Land in Japan doesn’t come cheaply, so when the country dedicates acres of it to build a zoo, they always make sure to get it right. Even so, there just isn’t enough time to visit every animal park in Japan, so if you’ve been wondering which ones will provide the most fun for you and your family, you may want to consider these options within reach of Tokyo:

Ueno Zoological Gardens

This facility in Ueno, Tokyo, is Japan’s oldest zoo, dating all the way back to 1882. It houses over 3,000 individual animals spanning 400 species, with the most popular one undoubtedly being their giant pandas. Imported from China in 2011, the current Ueno pandas Lili and Shinshin attract thousands of visitors every year, but if you want to be one of them, you better get to the zoo early. The park’s other interesting inhabitants include the elusive aye-aye, the Pallas’s cat, polar bears, Sumatran tigers, black rhinos and many more.

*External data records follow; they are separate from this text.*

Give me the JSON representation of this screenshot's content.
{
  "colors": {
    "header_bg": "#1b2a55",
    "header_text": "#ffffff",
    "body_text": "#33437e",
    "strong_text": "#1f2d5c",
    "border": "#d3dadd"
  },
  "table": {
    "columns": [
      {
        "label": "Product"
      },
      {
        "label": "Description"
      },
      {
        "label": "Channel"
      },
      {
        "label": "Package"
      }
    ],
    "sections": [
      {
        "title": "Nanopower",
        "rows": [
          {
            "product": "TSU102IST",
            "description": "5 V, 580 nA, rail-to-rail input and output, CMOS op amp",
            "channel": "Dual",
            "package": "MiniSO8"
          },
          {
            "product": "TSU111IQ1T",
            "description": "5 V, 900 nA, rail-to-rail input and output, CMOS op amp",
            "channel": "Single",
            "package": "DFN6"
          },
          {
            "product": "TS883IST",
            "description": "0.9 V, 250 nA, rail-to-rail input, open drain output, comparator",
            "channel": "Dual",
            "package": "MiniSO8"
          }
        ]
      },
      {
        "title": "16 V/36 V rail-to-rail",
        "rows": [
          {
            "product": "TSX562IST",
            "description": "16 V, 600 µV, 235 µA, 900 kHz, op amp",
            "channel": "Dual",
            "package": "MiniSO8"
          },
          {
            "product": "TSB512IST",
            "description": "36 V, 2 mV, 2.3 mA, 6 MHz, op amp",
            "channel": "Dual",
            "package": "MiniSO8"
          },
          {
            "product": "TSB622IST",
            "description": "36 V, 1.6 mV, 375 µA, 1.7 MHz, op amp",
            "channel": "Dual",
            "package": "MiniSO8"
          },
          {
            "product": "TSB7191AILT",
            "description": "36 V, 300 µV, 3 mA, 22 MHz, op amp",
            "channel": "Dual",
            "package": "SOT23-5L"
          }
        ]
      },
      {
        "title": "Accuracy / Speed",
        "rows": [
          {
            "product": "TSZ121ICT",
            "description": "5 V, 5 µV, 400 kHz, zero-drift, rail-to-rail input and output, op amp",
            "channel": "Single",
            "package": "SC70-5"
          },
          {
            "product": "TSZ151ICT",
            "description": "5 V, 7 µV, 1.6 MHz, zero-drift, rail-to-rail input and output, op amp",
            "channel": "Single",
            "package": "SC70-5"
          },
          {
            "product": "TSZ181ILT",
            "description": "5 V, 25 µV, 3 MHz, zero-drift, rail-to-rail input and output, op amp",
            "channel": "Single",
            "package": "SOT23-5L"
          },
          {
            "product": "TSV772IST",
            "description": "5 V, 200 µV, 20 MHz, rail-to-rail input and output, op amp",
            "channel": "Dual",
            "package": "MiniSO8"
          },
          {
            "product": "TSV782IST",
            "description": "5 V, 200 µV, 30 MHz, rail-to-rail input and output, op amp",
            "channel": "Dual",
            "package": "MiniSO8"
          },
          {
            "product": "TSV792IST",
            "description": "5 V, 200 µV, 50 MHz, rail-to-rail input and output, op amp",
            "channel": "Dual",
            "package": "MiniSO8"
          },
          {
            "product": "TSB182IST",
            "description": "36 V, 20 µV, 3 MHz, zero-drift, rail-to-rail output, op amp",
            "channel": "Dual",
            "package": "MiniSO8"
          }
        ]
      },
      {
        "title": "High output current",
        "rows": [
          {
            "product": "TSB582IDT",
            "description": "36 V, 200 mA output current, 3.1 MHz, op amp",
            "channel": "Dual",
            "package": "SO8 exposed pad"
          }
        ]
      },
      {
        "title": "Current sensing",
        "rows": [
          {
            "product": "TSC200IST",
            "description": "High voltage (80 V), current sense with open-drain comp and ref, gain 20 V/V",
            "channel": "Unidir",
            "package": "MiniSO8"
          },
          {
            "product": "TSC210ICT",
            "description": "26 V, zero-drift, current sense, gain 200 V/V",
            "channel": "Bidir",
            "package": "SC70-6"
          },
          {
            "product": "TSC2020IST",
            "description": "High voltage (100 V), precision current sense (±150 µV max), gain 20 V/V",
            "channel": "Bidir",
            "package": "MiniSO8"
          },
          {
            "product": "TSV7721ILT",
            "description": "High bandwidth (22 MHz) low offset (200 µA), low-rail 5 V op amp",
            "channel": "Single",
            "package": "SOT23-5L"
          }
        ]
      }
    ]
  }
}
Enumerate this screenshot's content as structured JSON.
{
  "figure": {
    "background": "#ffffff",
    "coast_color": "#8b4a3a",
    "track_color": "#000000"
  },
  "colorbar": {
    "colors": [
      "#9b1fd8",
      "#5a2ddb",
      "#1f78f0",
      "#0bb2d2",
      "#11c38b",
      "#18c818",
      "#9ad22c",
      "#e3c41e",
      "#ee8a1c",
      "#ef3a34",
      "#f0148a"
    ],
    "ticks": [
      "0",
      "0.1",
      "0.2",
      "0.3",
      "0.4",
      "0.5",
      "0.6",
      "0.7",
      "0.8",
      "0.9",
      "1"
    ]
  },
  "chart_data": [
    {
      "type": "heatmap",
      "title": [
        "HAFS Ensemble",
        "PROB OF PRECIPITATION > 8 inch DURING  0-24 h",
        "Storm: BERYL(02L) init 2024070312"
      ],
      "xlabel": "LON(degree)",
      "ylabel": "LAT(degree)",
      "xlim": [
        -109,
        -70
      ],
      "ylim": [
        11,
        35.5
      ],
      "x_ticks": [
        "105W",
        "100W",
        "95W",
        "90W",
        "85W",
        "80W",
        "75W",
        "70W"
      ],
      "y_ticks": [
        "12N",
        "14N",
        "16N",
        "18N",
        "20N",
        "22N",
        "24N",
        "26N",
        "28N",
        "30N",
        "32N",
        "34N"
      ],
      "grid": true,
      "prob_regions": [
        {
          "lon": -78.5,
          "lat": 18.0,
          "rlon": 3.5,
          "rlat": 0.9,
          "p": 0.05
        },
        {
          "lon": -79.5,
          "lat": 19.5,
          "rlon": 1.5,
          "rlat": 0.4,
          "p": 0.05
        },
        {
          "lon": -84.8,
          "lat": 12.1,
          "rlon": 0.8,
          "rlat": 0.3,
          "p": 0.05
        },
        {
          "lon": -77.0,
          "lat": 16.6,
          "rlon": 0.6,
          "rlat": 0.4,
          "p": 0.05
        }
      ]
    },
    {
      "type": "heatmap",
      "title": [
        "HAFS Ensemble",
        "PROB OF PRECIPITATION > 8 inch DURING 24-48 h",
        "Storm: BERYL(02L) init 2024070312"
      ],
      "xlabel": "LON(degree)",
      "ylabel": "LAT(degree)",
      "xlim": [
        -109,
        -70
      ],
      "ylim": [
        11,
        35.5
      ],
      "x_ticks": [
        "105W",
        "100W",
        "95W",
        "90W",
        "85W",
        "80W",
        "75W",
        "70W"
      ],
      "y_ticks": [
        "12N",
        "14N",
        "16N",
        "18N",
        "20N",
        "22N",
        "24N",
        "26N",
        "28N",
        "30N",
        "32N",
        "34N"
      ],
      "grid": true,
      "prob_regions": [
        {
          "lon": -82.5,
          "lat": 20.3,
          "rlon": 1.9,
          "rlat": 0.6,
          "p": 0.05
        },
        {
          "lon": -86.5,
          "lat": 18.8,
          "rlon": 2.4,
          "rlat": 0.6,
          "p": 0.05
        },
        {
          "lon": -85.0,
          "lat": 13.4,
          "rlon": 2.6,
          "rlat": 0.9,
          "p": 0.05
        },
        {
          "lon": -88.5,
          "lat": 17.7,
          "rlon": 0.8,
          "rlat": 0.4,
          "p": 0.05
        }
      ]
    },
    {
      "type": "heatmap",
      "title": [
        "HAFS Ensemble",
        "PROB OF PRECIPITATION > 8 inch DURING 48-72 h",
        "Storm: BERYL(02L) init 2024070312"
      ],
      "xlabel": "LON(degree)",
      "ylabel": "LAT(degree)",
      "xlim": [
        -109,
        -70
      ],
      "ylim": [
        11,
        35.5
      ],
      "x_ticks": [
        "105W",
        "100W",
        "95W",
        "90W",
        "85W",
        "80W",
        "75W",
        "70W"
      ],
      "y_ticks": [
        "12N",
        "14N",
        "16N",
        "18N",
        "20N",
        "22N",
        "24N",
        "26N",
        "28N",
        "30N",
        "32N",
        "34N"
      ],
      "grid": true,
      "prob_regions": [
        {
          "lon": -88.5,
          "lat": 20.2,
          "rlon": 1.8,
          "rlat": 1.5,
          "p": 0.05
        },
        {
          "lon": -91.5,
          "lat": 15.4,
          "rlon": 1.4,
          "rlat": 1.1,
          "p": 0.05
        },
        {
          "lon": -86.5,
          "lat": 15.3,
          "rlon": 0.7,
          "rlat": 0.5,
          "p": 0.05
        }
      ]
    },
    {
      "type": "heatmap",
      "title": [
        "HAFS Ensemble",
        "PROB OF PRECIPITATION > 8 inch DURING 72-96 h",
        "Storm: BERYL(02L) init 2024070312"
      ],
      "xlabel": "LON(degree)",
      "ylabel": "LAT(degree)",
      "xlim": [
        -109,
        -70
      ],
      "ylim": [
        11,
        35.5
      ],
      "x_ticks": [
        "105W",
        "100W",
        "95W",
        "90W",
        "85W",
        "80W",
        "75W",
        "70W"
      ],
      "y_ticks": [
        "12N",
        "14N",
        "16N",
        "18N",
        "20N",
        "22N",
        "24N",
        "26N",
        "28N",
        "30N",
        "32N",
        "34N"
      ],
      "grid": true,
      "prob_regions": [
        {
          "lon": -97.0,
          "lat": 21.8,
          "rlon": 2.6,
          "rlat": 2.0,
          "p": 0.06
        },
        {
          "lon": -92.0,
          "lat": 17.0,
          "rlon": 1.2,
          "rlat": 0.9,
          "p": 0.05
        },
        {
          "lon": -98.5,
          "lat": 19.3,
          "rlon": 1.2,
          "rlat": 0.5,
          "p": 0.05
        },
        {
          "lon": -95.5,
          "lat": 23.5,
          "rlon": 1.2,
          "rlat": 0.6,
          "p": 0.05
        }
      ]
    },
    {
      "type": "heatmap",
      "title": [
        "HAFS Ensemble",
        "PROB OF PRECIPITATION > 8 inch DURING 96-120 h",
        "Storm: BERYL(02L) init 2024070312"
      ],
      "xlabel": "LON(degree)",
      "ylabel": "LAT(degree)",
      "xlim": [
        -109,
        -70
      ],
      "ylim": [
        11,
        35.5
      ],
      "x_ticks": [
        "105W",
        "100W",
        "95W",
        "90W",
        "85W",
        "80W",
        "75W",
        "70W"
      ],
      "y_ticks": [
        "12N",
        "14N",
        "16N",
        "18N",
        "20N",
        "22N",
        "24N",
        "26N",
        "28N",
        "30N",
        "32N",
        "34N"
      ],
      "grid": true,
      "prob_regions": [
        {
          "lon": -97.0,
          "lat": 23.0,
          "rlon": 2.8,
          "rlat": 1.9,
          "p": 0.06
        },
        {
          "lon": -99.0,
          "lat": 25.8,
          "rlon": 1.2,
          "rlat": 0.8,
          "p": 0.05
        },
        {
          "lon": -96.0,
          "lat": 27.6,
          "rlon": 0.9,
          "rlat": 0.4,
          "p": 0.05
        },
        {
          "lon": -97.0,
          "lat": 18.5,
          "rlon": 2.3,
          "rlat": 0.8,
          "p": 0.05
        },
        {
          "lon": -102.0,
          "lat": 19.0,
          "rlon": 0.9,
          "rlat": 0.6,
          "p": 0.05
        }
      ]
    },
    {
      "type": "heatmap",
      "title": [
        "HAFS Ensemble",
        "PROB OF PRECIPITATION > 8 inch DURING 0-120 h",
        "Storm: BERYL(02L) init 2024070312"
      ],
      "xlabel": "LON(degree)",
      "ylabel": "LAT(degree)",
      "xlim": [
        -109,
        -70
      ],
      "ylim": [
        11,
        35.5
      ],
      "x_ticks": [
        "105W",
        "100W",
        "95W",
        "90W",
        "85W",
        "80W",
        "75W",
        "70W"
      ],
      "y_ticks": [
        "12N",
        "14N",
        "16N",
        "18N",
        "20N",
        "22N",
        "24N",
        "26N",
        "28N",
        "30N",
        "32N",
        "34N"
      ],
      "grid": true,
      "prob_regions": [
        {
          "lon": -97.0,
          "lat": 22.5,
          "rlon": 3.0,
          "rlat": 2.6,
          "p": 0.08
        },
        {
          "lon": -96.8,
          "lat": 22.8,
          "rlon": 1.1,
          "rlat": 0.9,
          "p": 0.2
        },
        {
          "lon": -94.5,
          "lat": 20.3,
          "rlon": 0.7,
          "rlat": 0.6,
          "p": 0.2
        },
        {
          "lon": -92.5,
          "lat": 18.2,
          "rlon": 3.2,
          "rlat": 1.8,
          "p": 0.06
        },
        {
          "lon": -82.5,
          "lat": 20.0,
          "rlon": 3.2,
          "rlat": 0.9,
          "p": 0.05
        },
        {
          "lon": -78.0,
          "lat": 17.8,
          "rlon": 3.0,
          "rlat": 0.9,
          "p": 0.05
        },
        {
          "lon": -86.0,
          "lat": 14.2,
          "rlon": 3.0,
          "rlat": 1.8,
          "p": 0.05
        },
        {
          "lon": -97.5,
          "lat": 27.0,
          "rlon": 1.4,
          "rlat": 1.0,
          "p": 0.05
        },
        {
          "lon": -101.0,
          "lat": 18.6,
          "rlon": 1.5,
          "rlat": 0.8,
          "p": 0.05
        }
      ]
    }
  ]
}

For more information visit their website.

Tama Zoological Park

Originally a branch of Ueno Zoo, this park in Hino, Tokyo, has managed to make a name for itself thanks to its size. Nearly four times bigger than its Ueno counterpart, the Tama Zoo provides a more open, natural environment for its animals. You can also get much closer to them thanks to their Lion Bus (currently under construction) that drives straight into the lion enclosure, allowing you too stare down the mighty kings of the jungle.

For more information visit their website.

Inokashira Park Zoo

Located near Kichijoji Station, Tokyo, the Inokashira Park Zoo is dedicated to species indigenous to Japan, plus a few tropical birds. They used to also house Hanako, the oldest Asian elephant in the world, but sadly it died back in 2016 at age 69.

The zoo itself is divided into two sections: a regular park that acts as something of a bird sanctuary, and a more regular zoo. However, Inokashira’s inhabitants don’t include large animals like lions or bears. You are more likely to find smaller critters there like tanuki, civets, or monkeys. The cozy park also includes a tiny amusement park, making it perfect for outings with small children.

For more information visit their website.


Yokohama’s Zoorasia is one of the most modern zoos in all of Japan, with spacious enclosures modeled closely on the animals’ natural habitats. You won’t find any bars and concrete floors here. Instead, you’ll be able to admire the zoo’s elephants, monkeys, tigers, and okapi in a relaxed atmosphere as close to the real thing as possible. The park’s main attraction is the African Savanna, a massive exhibit housing four different African species living together in harmony.

For more information visit their website.

Nogeyama Zoological Gardens

Although it’s small compared to the other Japanese zoos, this park in Yokohama has something that many others don’t: it’s completely free. The Nogeyama Zoo also attracts scores of visitors thanks to its red panda exhibit and reptile center. Additionally, you will occasionally find animal specialists taking some of the animals out of their houses and giving lectures to fascinated patrons all over the park.

For more information visit their website.

Tobu Zoo

A hybrid zoo and amusement park in Saitama, Tobu Zoo has been in the global spotlight before thanks to one of its inhabitants: Grape-kun, a Humboldt penguin who reportedly fell in love with a cardboard cutout of an anime character. But Tobu Zoo has so much more to offer, including an entire family of rare white tigers and amusement park attractions for all ages, from exciting roller-coasters to calmer playgrounds.

For more information visit their website.

Fuji Safari Park

This safari park at the foot of Mount Fuji houses about 900 animals that you can get up close and personal with from inside a car. Use your own vehicle to watch the park’s bears, lions, or tigers lounging or walking right outside your window, or rent a park car that allows you to feed some of the park inhabitants like giraffes or goats.

No driver’s license? No problem. You can walk the path surrounding the park, popping into individual, barred-off enclosures and actually getting to feed some of the animals for a small price. Out of all the zoos in Japan, Fuji Safari Park brings you the closest to nature.